Relevant document: 7th Report from the Secondary Legislation Scrutiny Committee
The Parliamentary Under-Secretary of State, Home Office (Lord Sharpe of Epsom) (Con)
My Lords, this draft order, which was laid before Parliament on 27 November last year, proposes amendments to the Misuse of Drugs Act 1971 to control 15 substances as class A drugs, four substances as class B drugs and one substance as a class C drug. To achieve this, it proposes amendments to Schedule 2 to that Act, which sets out what drugs are controlled and their classification.
Fifteen synthetic opioids, including 14 nitazenes, will be controlled as class A drugs under the 1971 Act. This follows recommendations from the Advisory Council on the Misuse of Drugs in its report of 18 July 2022 and addenda of 19 December 2022 and 6 October 2023. The Government commissioned the ACMD for its advice following international control of three of the synthetic opioids—at this point, I beg noble Lords’ indulgence because pronouncing some of these names is not easy; they are isotonitazene, metonitazene and brorphine—under Schedule 1 to the United Nations Single Convention on Narcotic Drugs 1961, to which the UK is a signatory.

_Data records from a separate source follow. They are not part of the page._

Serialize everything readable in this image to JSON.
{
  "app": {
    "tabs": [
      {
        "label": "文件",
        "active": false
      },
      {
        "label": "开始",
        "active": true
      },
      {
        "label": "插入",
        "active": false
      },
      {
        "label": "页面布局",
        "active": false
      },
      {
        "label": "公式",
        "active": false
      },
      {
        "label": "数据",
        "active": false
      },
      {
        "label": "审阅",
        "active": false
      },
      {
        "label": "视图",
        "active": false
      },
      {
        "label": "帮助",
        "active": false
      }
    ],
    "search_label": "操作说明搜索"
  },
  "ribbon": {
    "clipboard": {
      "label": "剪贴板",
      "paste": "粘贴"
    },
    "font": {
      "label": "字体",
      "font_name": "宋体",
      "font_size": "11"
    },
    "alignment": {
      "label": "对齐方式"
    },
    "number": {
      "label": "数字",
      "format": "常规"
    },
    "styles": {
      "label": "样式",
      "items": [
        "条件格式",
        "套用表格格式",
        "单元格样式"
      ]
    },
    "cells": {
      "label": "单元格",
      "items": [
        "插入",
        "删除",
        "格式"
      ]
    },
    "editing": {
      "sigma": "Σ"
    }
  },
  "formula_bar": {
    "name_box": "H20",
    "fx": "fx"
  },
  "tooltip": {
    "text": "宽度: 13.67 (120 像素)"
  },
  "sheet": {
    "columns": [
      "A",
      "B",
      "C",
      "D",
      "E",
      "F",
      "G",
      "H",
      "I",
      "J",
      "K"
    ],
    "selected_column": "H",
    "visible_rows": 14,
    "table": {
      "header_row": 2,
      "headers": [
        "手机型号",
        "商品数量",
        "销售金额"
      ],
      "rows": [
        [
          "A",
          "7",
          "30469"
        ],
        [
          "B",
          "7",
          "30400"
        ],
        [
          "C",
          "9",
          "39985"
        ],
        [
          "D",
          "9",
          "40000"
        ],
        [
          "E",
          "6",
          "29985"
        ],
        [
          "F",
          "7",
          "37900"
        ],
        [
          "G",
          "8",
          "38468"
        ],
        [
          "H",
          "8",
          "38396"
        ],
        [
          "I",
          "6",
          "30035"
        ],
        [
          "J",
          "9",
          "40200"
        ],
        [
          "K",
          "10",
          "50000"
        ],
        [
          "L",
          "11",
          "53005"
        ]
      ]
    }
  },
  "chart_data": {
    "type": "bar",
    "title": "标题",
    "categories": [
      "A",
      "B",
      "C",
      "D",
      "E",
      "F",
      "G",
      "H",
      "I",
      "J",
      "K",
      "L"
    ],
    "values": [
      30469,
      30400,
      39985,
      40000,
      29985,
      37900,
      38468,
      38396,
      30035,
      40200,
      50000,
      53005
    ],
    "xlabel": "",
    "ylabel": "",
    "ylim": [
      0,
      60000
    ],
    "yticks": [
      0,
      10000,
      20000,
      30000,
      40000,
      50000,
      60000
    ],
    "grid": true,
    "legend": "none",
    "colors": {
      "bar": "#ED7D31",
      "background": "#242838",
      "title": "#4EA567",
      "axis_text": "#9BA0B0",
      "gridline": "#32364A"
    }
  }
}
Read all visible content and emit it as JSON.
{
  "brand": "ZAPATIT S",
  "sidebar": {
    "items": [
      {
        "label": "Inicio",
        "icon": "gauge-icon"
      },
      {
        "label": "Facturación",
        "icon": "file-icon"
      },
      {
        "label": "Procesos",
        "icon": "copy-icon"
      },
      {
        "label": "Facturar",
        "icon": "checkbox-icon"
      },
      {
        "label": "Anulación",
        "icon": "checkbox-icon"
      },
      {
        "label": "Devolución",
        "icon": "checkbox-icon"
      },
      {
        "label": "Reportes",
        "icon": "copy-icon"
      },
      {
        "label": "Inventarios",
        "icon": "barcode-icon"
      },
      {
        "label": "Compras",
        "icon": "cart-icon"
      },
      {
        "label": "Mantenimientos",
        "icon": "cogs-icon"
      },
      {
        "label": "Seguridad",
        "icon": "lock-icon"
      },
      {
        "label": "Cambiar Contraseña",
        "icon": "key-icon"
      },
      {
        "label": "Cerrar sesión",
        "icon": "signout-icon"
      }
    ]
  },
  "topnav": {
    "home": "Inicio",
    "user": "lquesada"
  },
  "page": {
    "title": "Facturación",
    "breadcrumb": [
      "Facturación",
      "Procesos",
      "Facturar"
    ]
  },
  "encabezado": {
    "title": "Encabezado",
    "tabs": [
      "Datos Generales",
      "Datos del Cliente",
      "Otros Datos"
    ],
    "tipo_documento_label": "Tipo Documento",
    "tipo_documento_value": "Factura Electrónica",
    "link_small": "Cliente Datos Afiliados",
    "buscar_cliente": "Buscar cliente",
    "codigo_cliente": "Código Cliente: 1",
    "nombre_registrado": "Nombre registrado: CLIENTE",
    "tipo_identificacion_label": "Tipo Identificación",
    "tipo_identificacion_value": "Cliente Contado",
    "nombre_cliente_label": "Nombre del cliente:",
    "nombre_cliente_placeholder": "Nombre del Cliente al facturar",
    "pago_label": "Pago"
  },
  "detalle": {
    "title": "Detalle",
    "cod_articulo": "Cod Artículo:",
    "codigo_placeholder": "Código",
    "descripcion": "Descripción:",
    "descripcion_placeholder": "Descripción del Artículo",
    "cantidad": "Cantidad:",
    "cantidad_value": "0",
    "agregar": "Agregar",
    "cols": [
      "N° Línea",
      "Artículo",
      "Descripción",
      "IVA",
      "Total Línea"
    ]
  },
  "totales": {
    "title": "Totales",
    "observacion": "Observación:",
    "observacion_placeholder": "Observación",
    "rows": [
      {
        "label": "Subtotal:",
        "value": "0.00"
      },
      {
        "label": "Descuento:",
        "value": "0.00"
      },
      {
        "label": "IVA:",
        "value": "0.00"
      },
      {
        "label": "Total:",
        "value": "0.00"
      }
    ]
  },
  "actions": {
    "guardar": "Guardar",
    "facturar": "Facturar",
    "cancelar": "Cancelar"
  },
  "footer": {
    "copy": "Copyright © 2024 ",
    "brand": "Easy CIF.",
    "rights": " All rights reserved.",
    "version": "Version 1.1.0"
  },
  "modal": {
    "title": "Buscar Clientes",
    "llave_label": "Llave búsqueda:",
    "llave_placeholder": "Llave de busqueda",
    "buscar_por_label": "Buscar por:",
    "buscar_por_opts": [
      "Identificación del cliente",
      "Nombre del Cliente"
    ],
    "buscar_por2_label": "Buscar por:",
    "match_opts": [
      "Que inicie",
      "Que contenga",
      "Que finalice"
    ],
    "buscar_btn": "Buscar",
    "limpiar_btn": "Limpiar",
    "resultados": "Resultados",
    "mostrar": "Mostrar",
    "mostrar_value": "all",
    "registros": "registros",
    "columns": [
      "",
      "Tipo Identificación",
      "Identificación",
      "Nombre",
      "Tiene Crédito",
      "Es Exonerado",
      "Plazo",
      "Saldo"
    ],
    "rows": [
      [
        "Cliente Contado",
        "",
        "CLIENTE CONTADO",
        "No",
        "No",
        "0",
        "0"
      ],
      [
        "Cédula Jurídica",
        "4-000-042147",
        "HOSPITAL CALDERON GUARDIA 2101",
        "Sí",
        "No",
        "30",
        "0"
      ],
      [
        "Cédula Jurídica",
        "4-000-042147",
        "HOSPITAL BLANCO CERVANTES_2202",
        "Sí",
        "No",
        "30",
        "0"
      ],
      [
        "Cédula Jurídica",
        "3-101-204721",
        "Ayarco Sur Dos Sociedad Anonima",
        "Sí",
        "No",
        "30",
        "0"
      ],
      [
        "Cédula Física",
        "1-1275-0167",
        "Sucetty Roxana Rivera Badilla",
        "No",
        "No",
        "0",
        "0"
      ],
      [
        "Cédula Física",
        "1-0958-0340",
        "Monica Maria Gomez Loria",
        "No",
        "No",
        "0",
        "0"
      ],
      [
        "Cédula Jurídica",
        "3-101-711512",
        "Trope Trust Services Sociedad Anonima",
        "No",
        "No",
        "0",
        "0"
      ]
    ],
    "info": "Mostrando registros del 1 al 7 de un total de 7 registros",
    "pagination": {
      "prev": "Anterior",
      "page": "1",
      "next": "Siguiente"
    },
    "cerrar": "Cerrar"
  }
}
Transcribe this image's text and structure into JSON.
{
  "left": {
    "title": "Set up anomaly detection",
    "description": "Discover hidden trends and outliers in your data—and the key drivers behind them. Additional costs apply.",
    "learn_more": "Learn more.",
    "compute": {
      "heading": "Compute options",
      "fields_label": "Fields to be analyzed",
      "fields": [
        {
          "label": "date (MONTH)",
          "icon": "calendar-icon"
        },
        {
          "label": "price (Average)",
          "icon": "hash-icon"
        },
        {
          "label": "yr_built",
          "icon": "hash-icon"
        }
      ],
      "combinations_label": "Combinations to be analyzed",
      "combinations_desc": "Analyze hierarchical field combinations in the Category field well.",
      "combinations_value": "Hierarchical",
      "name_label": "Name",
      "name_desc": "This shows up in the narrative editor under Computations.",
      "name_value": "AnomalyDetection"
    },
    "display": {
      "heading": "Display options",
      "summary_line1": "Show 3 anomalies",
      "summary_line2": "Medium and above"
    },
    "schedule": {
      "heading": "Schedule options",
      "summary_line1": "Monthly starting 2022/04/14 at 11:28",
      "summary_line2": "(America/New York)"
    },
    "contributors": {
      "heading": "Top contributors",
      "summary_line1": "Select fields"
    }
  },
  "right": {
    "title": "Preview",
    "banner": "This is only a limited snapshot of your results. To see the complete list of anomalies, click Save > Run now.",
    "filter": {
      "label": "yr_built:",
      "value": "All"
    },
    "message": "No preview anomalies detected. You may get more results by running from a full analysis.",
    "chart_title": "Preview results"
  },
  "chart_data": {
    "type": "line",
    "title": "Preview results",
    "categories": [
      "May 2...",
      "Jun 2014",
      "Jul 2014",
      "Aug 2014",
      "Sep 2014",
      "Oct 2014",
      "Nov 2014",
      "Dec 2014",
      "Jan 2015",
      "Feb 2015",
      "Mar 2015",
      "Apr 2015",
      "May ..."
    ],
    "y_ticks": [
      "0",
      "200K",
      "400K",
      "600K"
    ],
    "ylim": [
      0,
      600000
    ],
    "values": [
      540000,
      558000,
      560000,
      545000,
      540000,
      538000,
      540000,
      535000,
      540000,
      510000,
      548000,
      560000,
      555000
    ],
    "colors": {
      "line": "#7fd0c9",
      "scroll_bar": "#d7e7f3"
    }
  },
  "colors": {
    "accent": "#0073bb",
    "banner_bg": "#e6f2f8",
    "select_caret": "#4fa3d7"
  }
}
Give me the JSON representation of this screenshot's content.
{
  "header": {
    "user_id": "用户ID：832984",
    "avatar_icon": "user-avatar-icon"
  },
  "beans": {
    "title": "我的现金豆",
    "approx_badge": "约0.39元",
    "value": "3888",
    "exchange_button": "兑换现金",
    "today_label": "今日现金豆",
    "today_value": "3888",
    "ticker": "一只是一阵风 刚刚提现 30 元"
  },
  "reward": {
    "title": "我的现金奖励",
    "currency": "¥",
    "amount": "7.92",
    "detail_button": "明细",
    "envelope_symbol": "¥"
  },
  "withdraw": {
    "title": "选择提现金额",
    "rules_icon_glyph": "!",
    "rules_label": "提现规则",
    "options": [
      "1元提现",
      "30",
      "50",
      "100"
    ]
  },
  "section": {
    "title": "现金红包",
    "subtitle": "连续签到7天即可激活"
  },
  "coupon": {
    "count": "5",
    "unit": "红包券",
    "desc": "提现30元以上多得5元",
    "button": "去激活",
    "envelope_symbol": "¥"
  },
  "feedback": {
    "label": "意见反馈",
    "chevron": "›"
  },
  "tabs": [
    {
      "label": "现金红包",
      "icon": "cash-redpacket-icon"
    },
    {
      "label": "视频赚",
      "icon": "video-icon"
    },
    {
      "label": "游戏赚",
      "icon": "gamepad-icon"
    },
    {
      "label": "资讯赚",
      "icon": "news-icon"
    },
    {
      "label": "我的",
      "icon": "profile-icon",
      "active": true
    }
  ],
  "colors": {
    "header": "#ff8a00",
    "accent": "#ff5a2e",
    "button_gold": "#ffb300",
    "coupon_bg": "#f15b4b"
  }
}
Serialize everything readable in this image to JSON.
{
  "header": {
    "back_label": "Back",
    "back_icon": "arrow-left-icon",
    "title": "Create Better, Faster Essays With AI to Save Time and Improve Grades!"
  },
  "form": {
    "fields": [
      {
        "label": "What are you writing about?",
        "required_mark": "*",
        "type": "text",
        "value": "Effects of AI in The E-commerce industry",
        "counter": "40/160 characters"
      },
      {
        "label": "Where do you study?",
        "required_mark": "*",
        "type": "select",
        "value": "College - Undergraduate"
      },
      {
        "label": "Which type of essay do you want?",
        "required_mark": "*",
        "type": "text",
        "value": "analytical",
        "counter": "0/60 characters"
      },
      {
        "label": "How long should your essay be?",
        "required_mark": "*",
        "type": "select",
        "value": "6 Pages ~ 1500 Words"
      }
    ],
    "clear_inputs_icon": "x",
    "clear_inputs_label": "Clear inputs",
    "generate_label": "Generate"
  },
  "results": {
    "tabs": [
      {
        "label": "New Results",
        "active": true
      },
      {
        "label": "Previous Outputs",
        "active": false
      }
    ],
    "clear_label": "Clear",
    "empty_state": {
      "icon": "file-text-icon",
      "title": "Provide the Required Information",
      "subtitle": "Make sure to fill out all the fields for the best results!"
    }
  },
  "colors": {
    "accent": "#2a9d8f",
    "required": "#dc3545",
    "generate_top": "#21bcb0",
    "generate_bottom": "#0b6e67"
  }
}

In addition to reviewing these substances, the ACMD considered the harms of other similar synthetic opioids and concluded that they pose serious acute health risks, reinforced by reports of their involvement in a number of drug-related deaths and near-fatal overdoses. The ACMD determined that their potency and availability present a significant potential threat to public health and therefore recommended the highest level of control as class A drugs under the 1971 Act. This is for all 15 synthetic opioids, including the three controlled internationally.
Additionally, three stimulants—diphenidine, ephenidine and methoxyphenidine—will be controlled as class B drugs under the 1971 Act by this order. This follows international control of diphenidine under Schedule 2 to the United Nations Convention on Psychotropic Substances 1971 in April 2021, after which the Government commissioned the ACMD to review its harms. In its report of 25 May 2023, the ACMD noted the involvement of these substances in a number of drug-related deaths worldwide and recommended that they be controlled as class B drugs under the 1971 Act. This is in line with similar dissociative class B drugs, such as ketamine.
Also to be controlled as a class B drug is Cumyl-PeGaClone, a synthetic cannabinoid receptor agonist—SCRA—which, similarly to diphenidine, was added to Schedule 2 to the United Nations Convention on Psychotropic Substances 1971 in April 2021. Many SCRAs are currently controlled as class B drugs under a generic definition in the 1971 Act. However, owing to its structure, Cumyl-PeGaClone falls outside the generic definition. The ACMD report of 25 May 2023 recommended that the Government consult relevant stakeholders on modification to the definition, which the Government have agreed to do. In the meantime, to address the harm it poses and meet our international obligations more quickly, the Government have opted to control Cumyl-PeGaClone individually as a class B drug, in line with other SCRAs. We will consult on modifications to the generic definition in due course.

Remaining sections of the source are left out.